14Le titre de l’avant‑Propos résume parfaitement l’esprit de ce numéro, au plus près du principe de la liste : « Mille et après ». Le nombre mille totalise la somme des numéros déjà parus, fait le compte et le bilan, moins dans un souci d’autocélébration que par une conscience du chemin déjà parcouru et de l’adéquation de l’entreprise à ses objectifs premiers : « Combien d’auteurs des cinq continents Europe n’aura‑t‑elle pas accueillis quelques lustres avant que leurs noms soient sur toutes les lèvres » ? (ibid.) Le geste rétrospectif de quantification se trouve aussitôt défait par un mouvement prospectif : il témoigne d’une saisie dynamique de la temporalité dans laquelle le projet de la revue s’inscrit en se projetant vers le prolongement de la liste, vers ses suites possibles. Le nombre mille mesure ainsi la longévité de la revue, sa capacité à durer et à s’inscrire dans l’histoire, par un pont jeté entre le passé et l’avenir : il rend compte de l’esprit d’une revue qui entend construire au présent l’histoire culturelle à partir de ses avant‑gardes. Ainsi, cet Avant‑propos indique le lien essentiel qui unit les formes de la liste, de l’abécédaire, de la revue, à la notion de temporalité :

Cela semble d’autant plus vrai dans une époque caractérisée par une hypertrophie du présent de la consommation qui tend à enserrer l’existence humaine dans un régime de temporalité semblable à une succession de clips éphémères. (p. 4)
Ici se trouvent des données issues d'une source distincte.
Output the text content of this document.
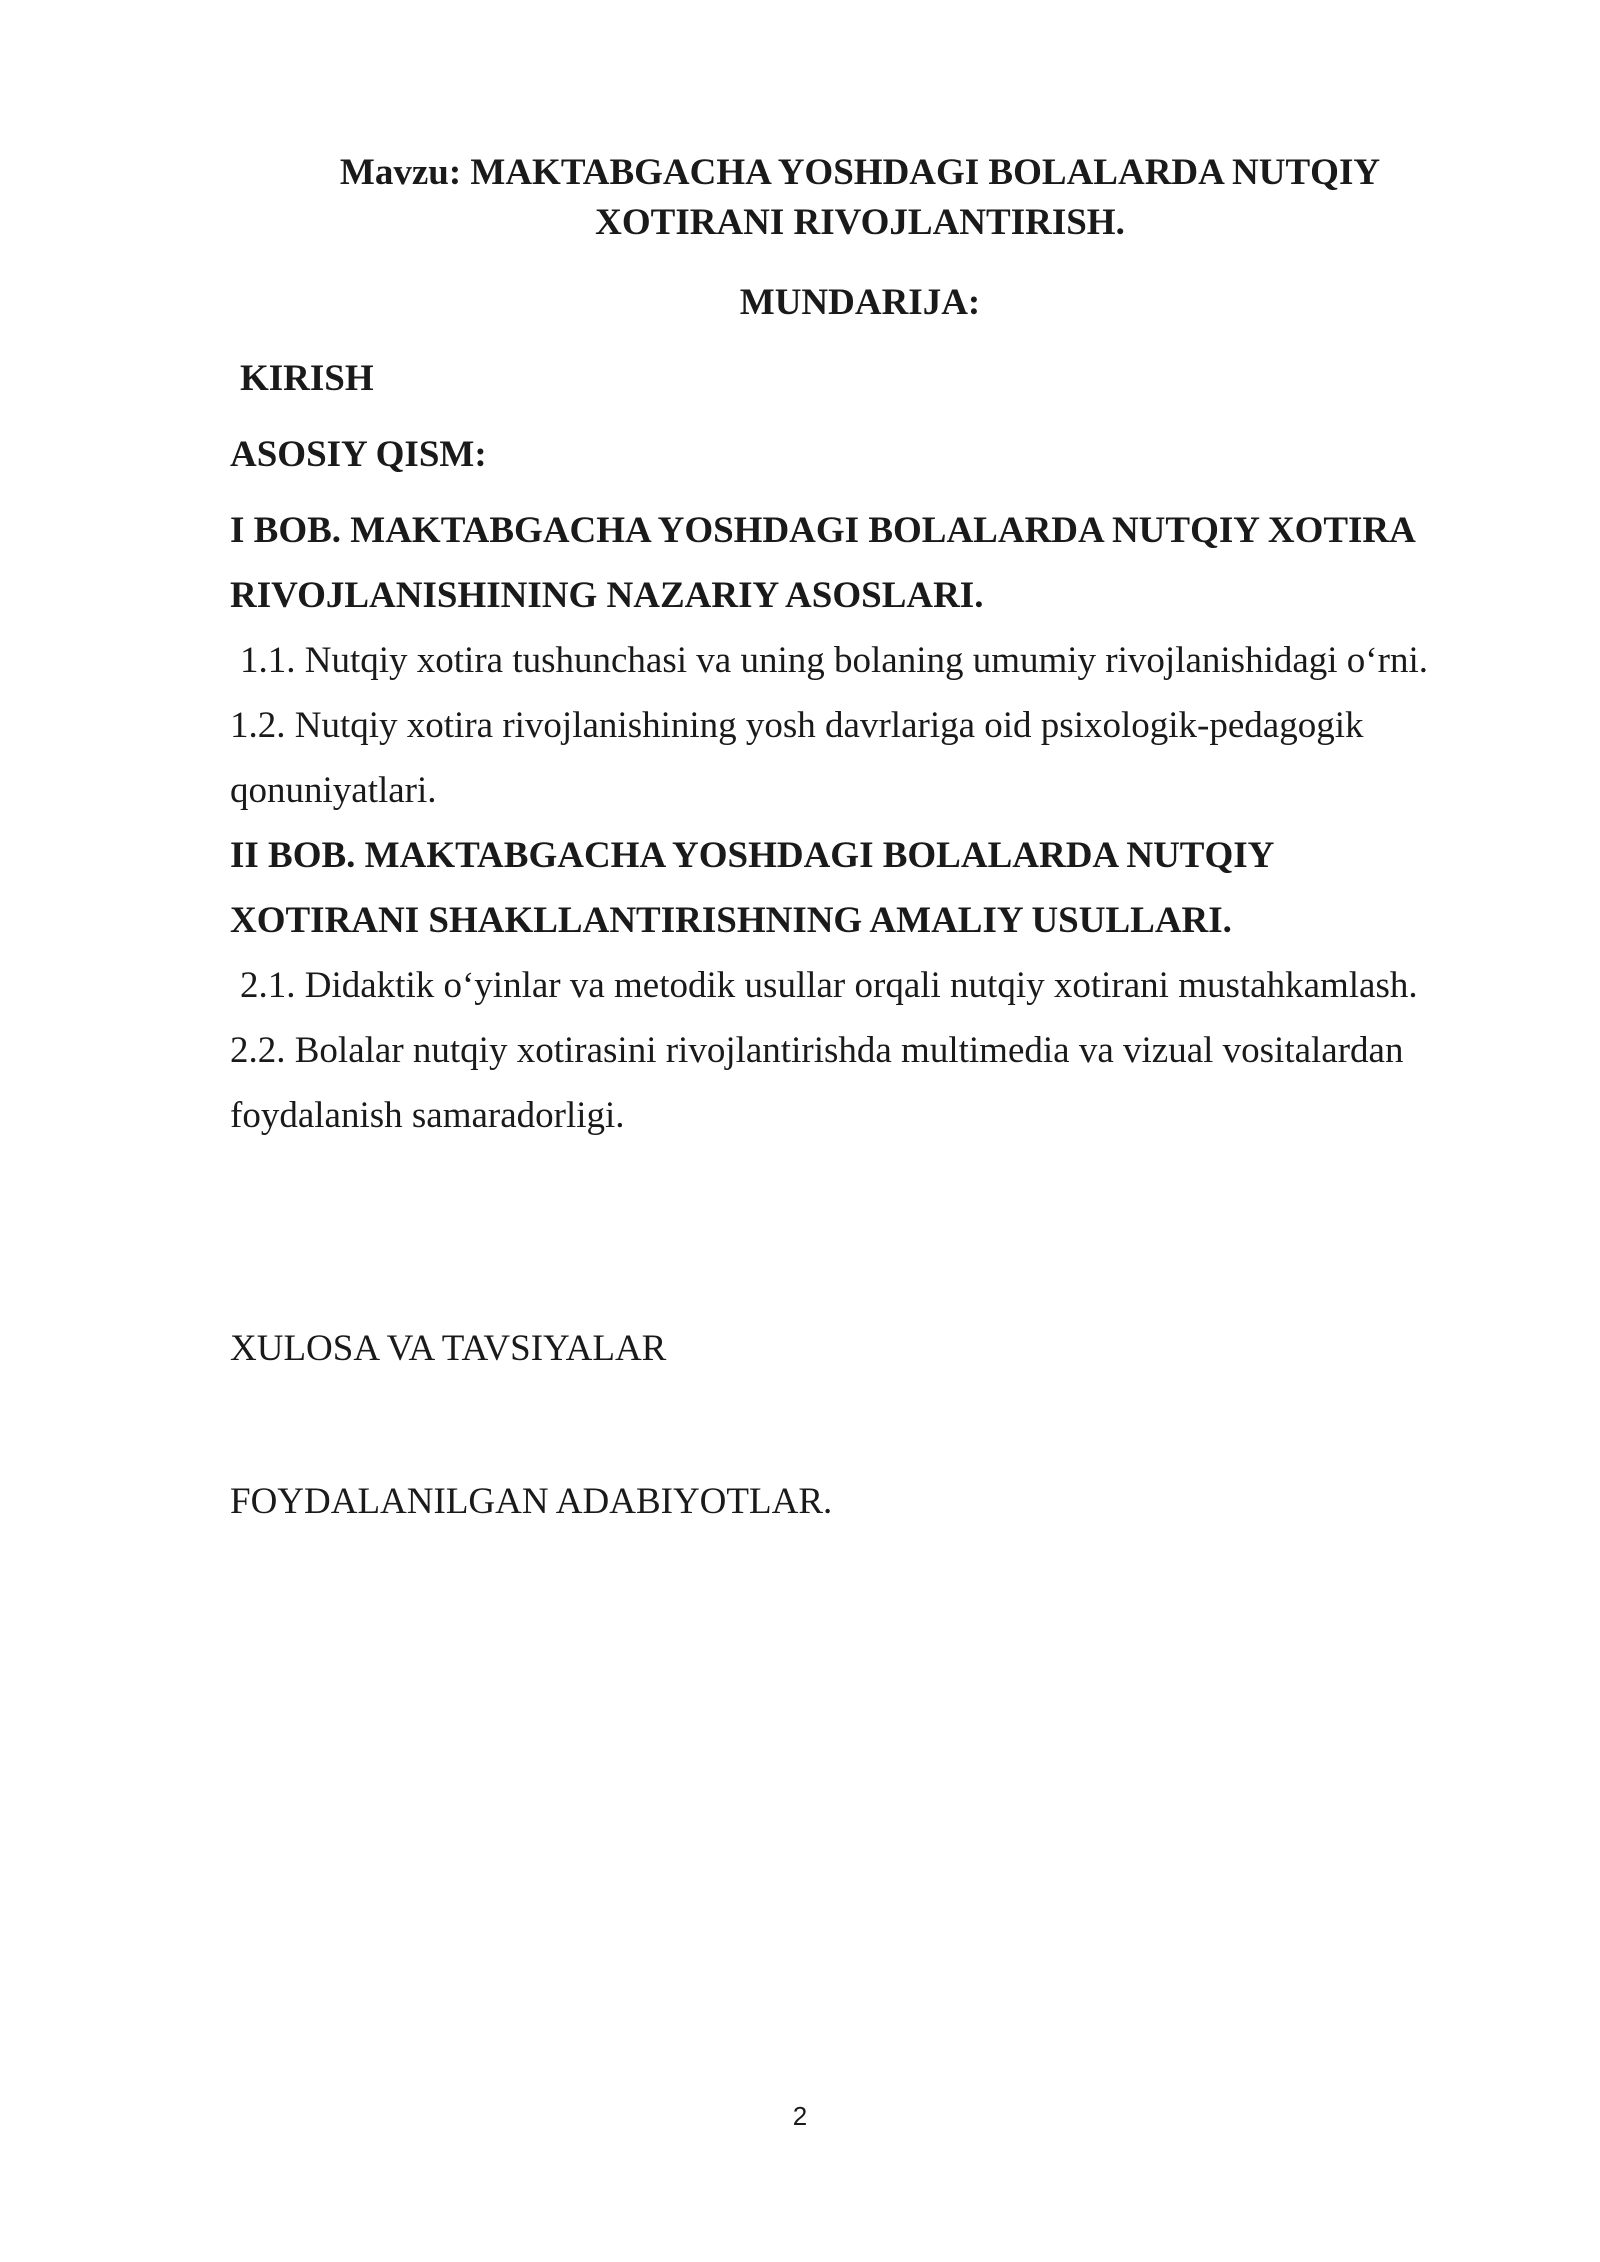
Mavzu: MAKTABGACHA YOSHDAGI BOLALARDA NUTQIY
XOTIRANI RIVOJLANTIRISH.
MUNDARIJA:
KIRISH
ASOSIY QISM:
I BOB. MAKTABGACHA YOSHDAGI BOLALARDA NUTQIY XOTIRA
RIVOJLANISHINING NAZARIY ASOSLARI.
1.1. Nutqiy xotira tushunchasi va uning bolaning umumiy rivojlanishidagi o‘rni.
1.2. Nutqiy xotira rivojlanishining yosh davrlariga oid psixologik-pedagogik
qonuniyatlari.
II BOB. MAKTABGACHA YOSHDAGI BOLALARDA NUTQIY
XOTIRANI SHAKLLANTIRISHNING AMALIY USULLARI.
2.1. Didaktik o‘yinlar va metodik usullar orqali nutqiy xotirani mustahkamlash.
2.2. Bolalar nutqiy xotirasini rivojlantirishda multimedia va vizual vositalardan
foydalanish samaradorligi.
XULOSA VA TAVSIYALAR
FOYDALANILGAN ADABIYOTLAR.
2
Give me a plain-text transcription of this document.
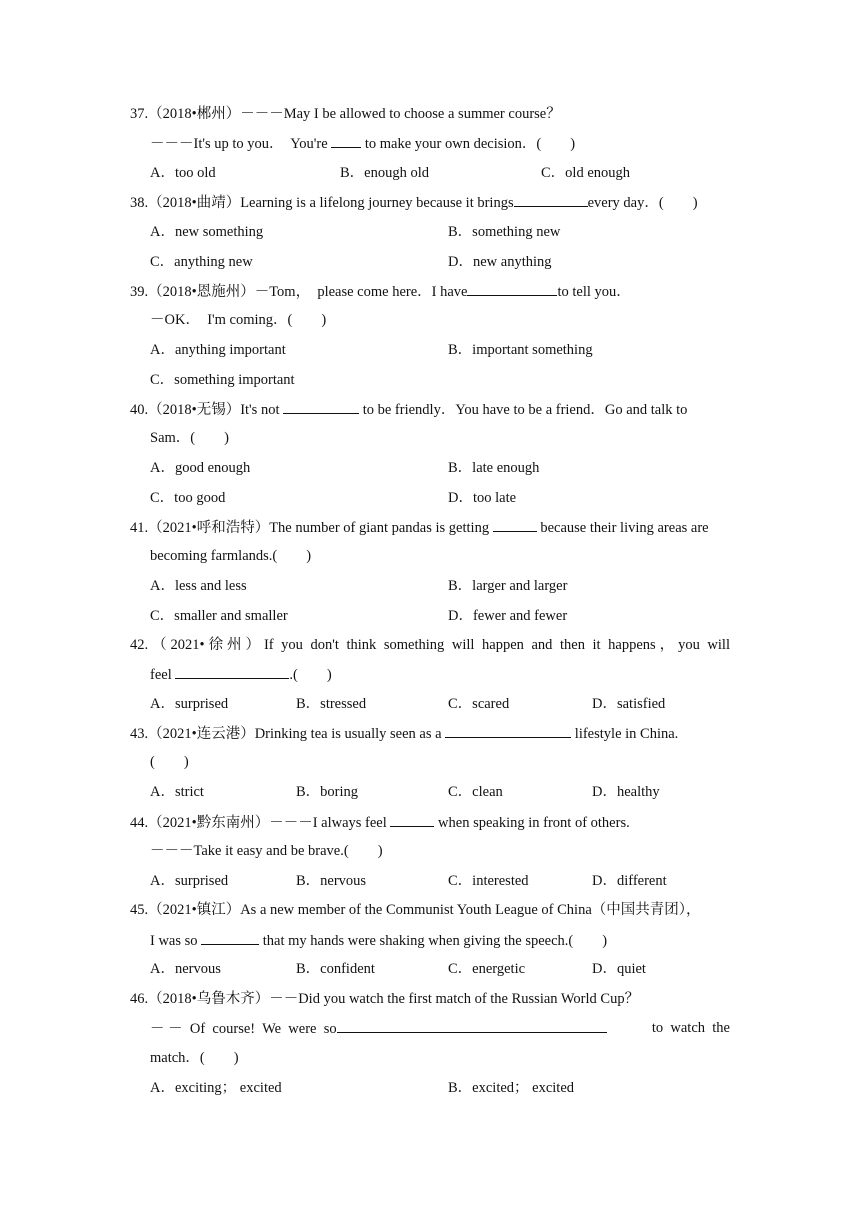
37.（2018•郴州）－－－May I be allowed to choose a summer course？
－－－It's up to you．  You're  to make your own decision．(　　)
A．too old	B．enough old	C．old enough
38.（2018•曲靖）Learning is a lifelong journey because it brings	every day．(　　)
A．new something	B．something new
C．anything new	D．new anything
39.（2018•恩施州）－Tom，  please come here．I have	to tell you．
－OK．  I'm coming．(　　)
A．anything important	B．important something
C．something important
40.（2018•无锡）It's not	to be friendly．You have to be a friend．Go and talk to
Sam．(　　)
A．good enough	B．late enough
C．too good	D．too late
41.（2021•呼和浩特）The number of giant pandas is getting	because their living areas are
becoming farmlands.(　　)
A．less and less	B．larger and larger
C．smaller and smaller	D．fewer and fewer
42.（2021•徐州）If you don't think something will happen and then it happens，you will
feel	.(　　)
A．surprised	B．stressed	C．scared	D．satisfied
43.（2021•连云港）Drinking tea is usually seen as a	lifestyle in China.
(　　)
A．strict	B．boring	C．clean	D．healthy
44.（2021•黔东南州）－－－I always feel	when speaking in front of others.
－－－Take it easy and be brave.(　　)
A．surprised	B．nervous	C．interested	D．different
45.（2021•镇江）As a new member of the Communist Youth League of China（中国共青团），
I was so	that my hands were shaking when giving the speech.(　　)
A．nervous	B．confident	C．energetic	D．quiet
46.（2018•乌鲁木齐）－－Did you watch the first match of the Russian World Cup？
－ －  Of  course!  We  were  so	to  watch  the
match．(　　)
A．exciting； excited	B．excited； excited
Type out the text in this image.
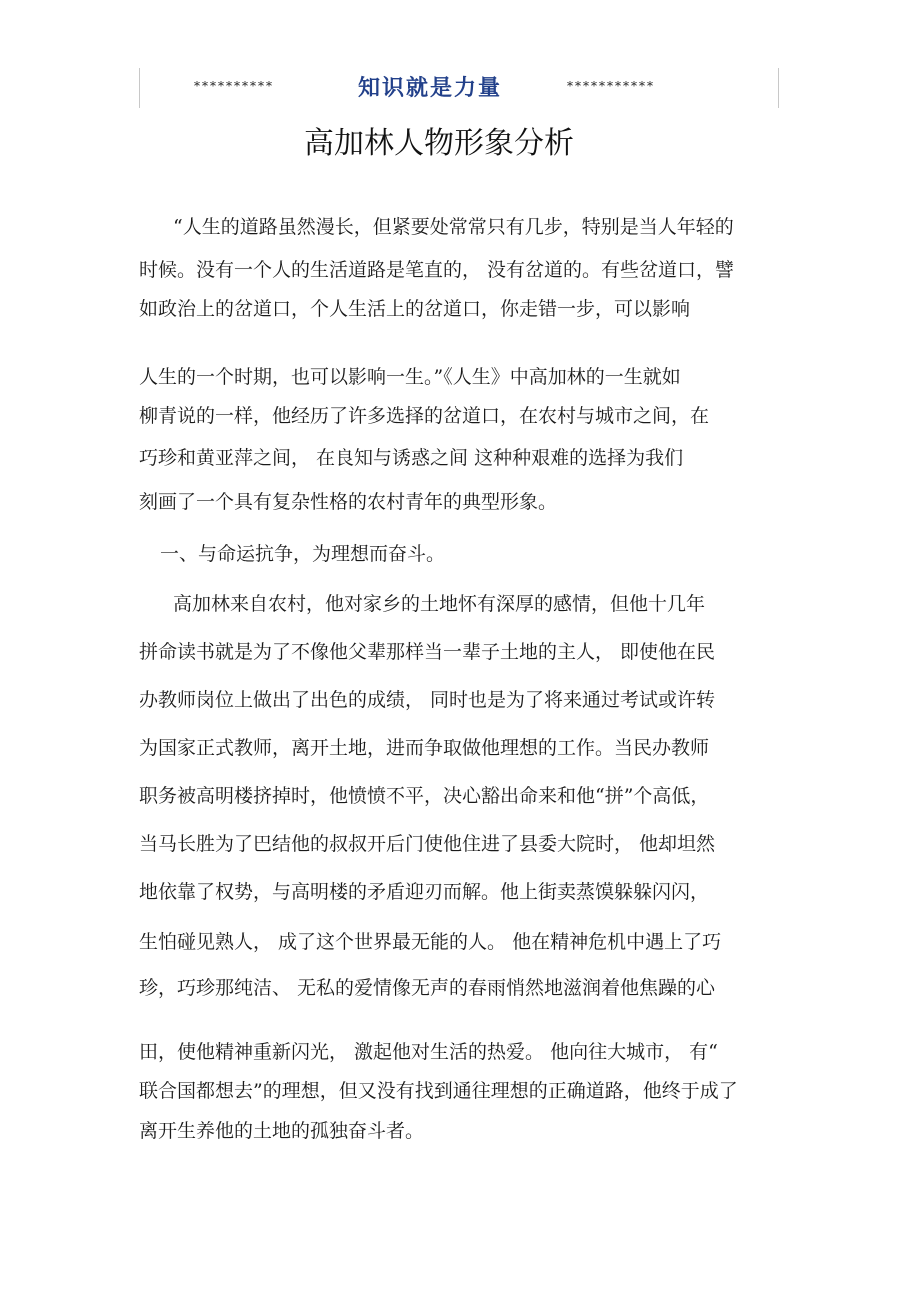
**********	知识就是力量	***********
高加林人物形象分析
“人生的道路虽然漫长，但紧要处常常只有几步，特别是当人年轻的
时候。没有一个人的生活道路是笔直的， 没有岔道的。有些岔道口，譬
如政治上的岔道口，个人生活上的岔道口，你走错一步，可以影响
人生的一个时期，也可以影响一生。”《人生》中高加林的一生就如
柳青说的一样，他经历了许多选择的岔道口，在农村与城市之间，在
巧珍和黄亚萍之间， 在良知与诱惑之间 这种种艰难的选择为我们
刻画了一个具有复杂性格的农村青年的典型形象。
一、与命运抗争，为理想而奋斗。
高加林来自农村，他对家乡的土地怀有深厚的感情，但他十几年
拼命读书就是为了不像他父辈那样当一辈子土地的主人， 即使他在民
办教师岗位上做出了出色的成绩， 同时也是为了将来通过考试或许转
为国家正式教师，离开土地，进而争取做他理想的工作。当民办教师
职务被高明楼挤掉时，他愤愤不平，决心豁出命来和他“拼”个高低，
当马长胜为了巴结他的叔叔开后门使他住进了县委大院时， 他却坦然
地依靠了权势，与高明楼的矛盾迎刃而解。他上街卖蒸馍躲躲闪闪，
生怕碰见熟人， 成了这个世界最无能的人。 他在精神危机中遇上了巧
珍，巧珍那纯洁、 无私的爱情像无声的春雨悄然地滋润着他焦躁的心
田，使他精神重新闪光， 激起他对生活的热爱。 他向往大城市， 有“
联合国都想去”的理想，但又没有找到通往理想的正确道路，他终于成了
离开生养他的土地的孤独奋斗者。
15La « relation affective et mentale avec la longue durée » (ibid.) qu’entretient une revue comme Europe permet de repenser la notion d’actualité hors de la soumission à l’ordre présent et établi. C’est justement ce que dramatisent les formes de la liste et de l’abécédaire : il s’agit de fixer dans la durée l’actualité d’un inventaire, d’un choix, d’une collection de mots, de textes et d’auteurs, pour en permettre le prolongement, et peut‑être, le désordre à venir.